Arrêté en février 1960 et incarcéré à Fresnes, Jacques Charby parviendra à s’évader et à rejoindre le FLN en Tunisie. Condamné (par contumace) à dix ans de prison, il sera amnistié en 1966. Je ne peux citer ici que le début de son témoignage dans Les Porteurs d’espoir : « Comment, en 1958, me suis-je retrouvé dans un réseau de soutien au Front de libération nationale algérien et ma vie a-t-elle basculé ? Bien sûr, les raisons sont multiples, mais je pense que le premier “responsable” fut Kateb Yacine, que j’avais lu et rencontré. Il m’a ouvert les yeux sur les méfaits du colonialisme français en Algérie, et singulièrement sur la répression du 8 mai 1945, qui l’avait marqué à vie. […]
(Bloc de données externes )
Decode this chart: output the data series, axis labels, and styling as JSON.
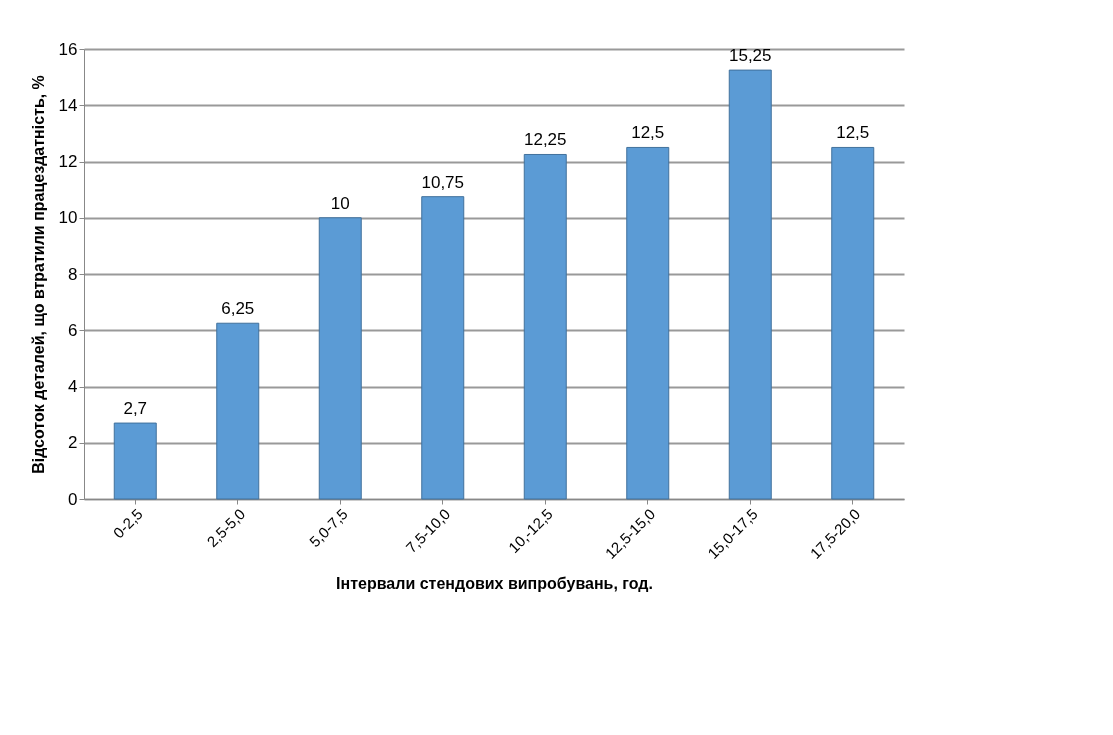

« Je n’étais pas clandestin, je continuais d’exercer mon métier de comédien, ce qui était pratique, justement, pour recruter. Bien entendu, je ne m’adressais pas à n’importe qui mais, généralement, je n’avais pas trop de peine à convaincre mes camarades. Après d’indispensables précautions (je “tournais autour du pot”), je me dévoilais, et je dois dire qu’alors, je n’y allais pas par quatre chemins : 1) être pour la paix sans agir n’a pas de sens ; 2) la seule source de paix en Algérie est l’Indépendance, elle ne peut être arrachée que par la lutte menée exclusivement par le FLN ; 3) ne pas aider le FLN, c’est refuser la paix et l’indépendance.
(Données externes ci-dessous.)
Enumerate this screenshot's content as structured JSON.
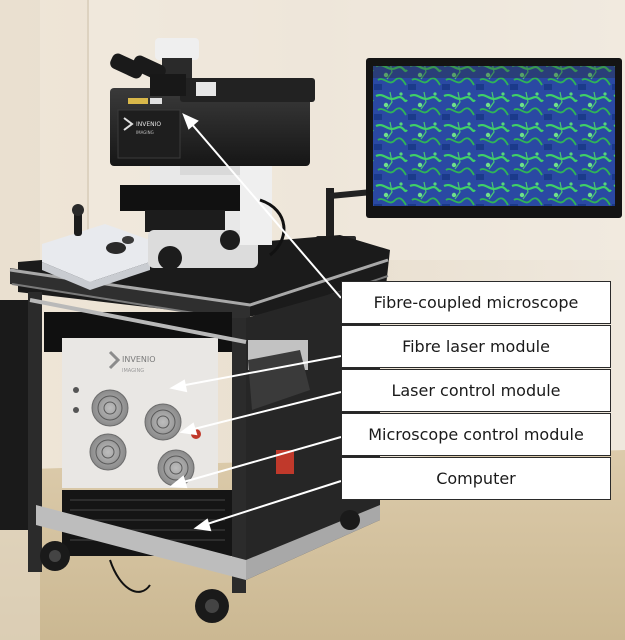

« C’est ainsi que bon nombre de comédiennes, de comédiens, de cinéastes – recrutés par moi et par d’autres – nous ont rejoints pour diverses tâches : Serge Reggiani, Roger Pigault, Marina Vlady, Cécile Marion, Jacques Rispal, Yann Le Masson, Jacques Trébouta, André Thorent, Paul Crauchet, Georges Berger, Michèle Firk, Raoul Sangla, Jacques Audoir, Catherine Sauvage, Olga Poliakoff, Odette Piquet, Francesca Solleville, Claude Vinci, Roger Blin, Jean-Marie Serreau, Gabriel Garran, Pierre Pernet… »
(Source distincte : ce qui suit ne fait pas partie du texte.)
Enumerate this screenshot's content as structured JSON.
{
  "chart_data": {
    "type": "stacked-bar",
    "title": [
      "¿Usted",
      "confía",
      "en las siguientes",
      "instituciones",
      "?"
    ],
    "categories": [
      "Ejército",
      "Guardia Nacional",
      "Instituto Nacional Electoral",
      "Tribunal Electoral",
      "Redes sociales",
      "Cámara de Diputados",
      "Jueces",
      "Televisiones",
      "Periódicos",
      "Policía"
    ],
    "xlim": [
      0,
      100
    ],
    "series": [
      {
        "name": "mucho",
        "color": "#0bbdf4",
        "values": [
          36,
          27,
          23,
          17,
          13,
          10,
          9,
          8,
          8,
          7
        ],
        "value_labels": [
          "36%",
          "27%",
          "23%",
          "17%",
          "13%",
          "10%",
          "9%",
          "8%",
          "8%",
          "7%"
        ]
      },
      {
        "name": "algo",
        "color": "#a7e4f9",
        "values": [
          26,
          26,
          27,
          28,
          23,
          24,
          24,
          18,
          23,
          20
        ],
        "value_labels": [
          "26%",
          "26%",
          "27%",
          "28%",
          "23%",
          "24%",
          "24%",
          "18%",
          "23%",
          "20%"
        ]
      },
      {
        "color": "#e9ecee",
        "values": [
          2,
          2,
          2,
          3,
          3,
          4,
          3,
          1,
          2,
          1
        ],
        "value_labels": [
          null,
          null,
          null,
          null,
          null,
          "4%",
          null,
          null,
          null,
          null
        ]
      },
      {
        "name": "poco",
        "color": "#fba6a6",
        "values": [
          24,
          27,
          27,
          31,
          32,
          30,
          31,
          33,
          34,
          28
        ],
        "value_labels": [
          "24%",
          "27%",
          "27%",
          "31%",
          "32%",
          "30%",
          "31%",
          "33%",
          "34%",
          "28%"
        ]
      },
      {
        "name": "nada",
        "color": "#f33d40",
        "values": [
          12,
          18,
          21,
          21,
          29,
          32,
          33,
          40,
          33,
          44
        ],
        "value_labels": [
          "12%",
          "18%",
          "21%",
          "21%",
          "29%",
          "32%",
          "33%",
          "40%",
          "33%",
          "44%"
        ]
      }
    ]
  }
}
Inutile d’en rajouter. Il nous a fallu beaucoup d’efforts, à Sylvain Laboureur et moi-même, pour obtenir cet aveu du rôle majeur de Jacques Charby dans le recrutement de « porteurs de valises » les plus inattendus. Le reste est dans son livre, qui n’a pas eu malheureusement l’écho que j’espérais. Sans doute est-il venu « trop tôt », car la France n’a pas fini de régler ses comptes avec ces sombres années 1954-1962. Et l’Algérie non plus : Jacques Charby était sans complaisance aucune, il m’en a souvent fait part, face à l’atroce détournement de la lutte de libération, qu’il avait soutenue, par une poignée de militaires et de civils sans morale et qui ont fait de l’Algérie d’aujourd’hui un pays désespéré.

Pour autant, son combat reste celui d’un juste, et l’histoire le reconnaîtra.

par François Gèze:Président-directeur général des Éditions La Découverte.